Dans un souffle, des flammes orangées jaillirent dans l'air, et la température monta d'un coup. Pourtant, le plateau de fer ne montrait aucun signe de chauffe au rouge. Au toucher, il était étonnamment froid. En regardant la substance jaune diminuer peu à peu dans le plateau, Richard comprit quelque chose.

« Cette substance présente dans la peau du serpent peut suinter à travers les écailles jusqu'à la surface, puis s'enflammer pour produire des flammes à très haute température et attaquer. En brûlant, elle s'évapore et emporte une grande quantité de chaleur, ce qui maintient la peau à basse température et prévient les brûlures. »

« C'est comparable au tour de magie du mouchoir ignifugé : l'astuce consiste à tremper l'étoffe dans l'alcool avant d'y mettre le feu. Pendant la combustion, l'évaporation de l'humidité absorbe la chaleur et abaisse la température du mouchoir sous le point d'inflammation du tissu, si bien que tant que l'alcool brûle, l'étoffe reste intacte... »

« Donc, à ce compte-là... » Les yeux de Richard s'allumèrent. « Le fameux matériau magique doit se trouver là-dedans.

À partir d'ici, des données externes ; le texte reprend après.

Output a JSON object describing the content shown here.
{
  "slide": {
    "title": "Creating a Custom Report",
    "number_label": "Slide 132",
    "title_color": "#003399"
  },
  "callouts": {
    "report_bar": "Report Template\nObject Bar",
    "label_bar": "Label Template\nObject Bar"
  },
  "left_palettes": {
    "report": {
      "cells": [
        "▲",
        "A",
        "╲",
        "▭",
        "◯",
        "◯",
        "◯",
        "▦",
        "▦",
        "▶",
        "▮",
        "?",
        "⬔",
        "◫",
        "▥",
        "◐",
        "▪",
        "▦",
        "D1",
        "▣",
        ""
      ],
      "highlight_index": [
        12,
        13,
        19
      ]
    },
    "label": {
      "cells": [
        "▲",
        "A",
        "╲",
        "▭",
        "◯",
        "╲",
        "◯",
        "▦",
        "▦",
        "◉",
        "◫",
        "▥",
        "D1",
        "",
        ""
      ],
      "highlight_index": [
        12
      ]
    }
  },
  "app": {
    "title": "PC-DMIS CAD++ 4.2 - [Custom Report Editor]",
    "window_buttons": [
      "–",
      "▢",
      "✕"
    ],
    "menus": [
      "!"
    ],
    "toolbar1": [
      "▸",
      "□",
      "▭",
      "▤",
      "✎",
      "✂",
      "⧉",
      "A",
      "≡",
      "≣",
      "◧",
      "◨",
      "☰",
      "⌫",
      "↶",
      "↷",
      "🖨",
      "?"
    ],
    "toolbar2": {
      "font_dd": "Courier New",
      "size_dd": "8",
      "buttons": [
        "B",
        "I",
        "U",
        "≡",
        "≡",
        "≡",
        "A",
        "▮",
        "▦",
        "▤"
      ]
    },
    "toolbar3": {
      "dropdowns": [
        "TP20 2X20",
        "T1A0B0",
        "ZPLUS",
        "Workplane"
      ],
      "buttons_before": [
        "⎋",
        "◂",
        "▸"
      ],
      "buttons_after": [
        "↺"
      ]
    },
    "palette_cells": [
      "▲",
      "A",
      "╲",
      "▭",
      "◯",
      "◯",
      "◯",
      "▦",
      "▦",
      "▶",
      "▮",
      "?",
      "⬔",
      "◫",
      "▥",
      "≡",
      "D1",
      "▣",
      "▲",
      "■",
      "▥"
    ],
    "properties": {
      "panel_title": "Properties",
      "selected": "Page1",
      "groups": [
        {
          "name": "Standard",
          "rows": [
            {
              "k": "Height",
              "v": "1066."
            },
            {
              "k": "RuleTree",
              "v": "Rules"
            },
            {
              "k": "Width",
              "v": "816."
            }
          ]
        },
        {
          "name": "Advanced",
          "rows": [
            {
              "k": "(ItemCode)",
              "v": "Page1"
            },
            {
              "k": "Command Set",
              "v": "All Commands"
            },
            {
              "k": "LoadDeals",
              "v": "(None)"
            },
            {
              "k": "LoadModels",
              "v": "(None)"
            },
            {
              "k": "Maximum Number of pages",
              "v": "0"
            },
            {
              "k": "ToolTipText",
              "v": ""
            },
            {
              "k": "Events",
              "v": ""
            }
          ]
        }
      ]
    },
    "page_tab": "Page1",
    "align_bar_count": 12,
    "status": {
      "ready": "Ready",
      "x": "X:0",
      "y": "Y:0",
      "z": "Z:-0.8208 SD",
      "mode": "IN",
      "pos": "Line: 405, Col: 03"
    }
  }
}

Si l'on parvient à filtrer l'eau, la graisse et les impuretés, ce qui restera devrait être le matériau magique pur. »

Richard n'en dit pas davantage et se mit rapidement à l'ouvrage.

Il extrayait toutes les substances jaunes et huileuses, les versait dans un bocal et entreprit de les distiller.

Richard s'en chargeant en personne, l'opération alla naturellement bien plus vite qu'avec la servante insuffisante restée dehors.

En peu de temps, Richard eut distillé l'eau en excès de cette substance dorée et huileuse, séparé la graisse et les autres impuretés, pour finalement obtenir une petite fiole de liquide d'un jaune d'or, semblable à de l'or en fusion.

« Est-ce là le véritable matériau magique ? » Richard plissa les yeux devant le liquide doré : il sentait que certaines des réponses qu'il cherchait étaient peut-être sur le point de se dénouer.

L'instant d'après, Richard se désinfecta et se lava prestement les mains à l'alcool, saisit la fiole de liquide et sortit à grands pas du laboratoire.

Plusieurs heures avaient passé, et la nuit était tombée.

Dehors, Edward attendait toujours. En voyant Richard sortir, il ouvrit la bouche, prêt à reprendre ses remontrances.

Mais Richard l'écarta d'un geste et dit : « Edward, faites nettoyer mon laboratoire, puis montez la garde à l'entrée du palais. J'ai des affaires urgentes à traiter et je ne dois pas être dérangé. Je ne dînerai pas. Pour tout le reste, attendez demain. »

Sur ces mots, Richard marcha d'un pas vif vers le hall, gravit rapidement l'escalier de bois jusqu'au deuxième étage et entra dans sa chambre, puis dans le cabinet attenant, dont il referma la porte d'un coup sec.